Didn't domain names used to be backwards and wasn't there something horrid were you had to somehow wrangle an address through nfs.net or something strange (and there was a dog called fido), and much of the internet was based around vibrating strings, and not the eleven-dimensional sort, oh no, real wet string.
Not that I can think of, but I may be missing something. Unless you're remembering
X.400 email addresses, such as:
G=Georg; S=Hansen; O=sintef; OU=delab; PRMD=uninett; ADMD=uninett; C=no
Back around 1990, I was working for a place that supplied information-service providers (we and others supplied the databases, and they built them into an overall technical information service that was bought by major research companies and so on). They were mostly accessed by dial-up packet-switching networks such as Telenet and Tymnet (before X.25 and the Internet, this!) In time, each provider introduced a closed email system that allowed us, as suppliers, to communicate with staff from that provider and its customers. We also used Compuserve, but again as a closed system allowing email with other Compuserve users.
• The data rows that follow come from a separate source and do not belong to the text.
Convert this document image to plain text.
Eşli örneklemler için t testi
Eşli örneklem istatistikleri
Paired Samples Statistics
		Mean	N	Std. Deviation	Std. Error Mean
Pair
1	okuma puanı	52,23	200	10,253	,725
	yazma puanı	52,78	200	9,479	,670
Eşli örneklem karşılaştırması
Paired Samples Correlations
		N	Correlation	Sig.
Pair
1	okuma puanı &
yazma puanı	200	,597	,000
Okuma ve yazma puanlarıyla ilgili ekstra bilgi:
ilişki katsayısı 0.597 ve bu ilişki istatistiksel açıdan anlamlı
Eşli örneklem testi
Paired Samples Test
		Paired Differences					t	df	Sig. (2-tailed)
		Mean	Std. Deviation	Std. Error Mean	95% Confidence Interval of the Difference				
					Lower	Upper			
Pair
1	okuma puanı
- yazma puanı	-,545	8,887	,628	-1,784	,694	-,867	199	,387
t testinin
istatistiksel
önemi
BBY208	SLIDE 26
Gradually, these systems began to open up with interconnections to customers' private systems and so on. To communicate between systems, we used to build X.400 addresses with our bare hands from directories. They worked at least 30% of the time.
SMTP was a revelation
We quickly moved most of our email to the provider who was first to adopt it. Then, a year or two later, the nascent Internet was opened up beyond academia to the likes of us, who were not academic but provided services to academia.
We celebrated by launching our first Gopher server, which we duly closed down months later after our first Web site launched.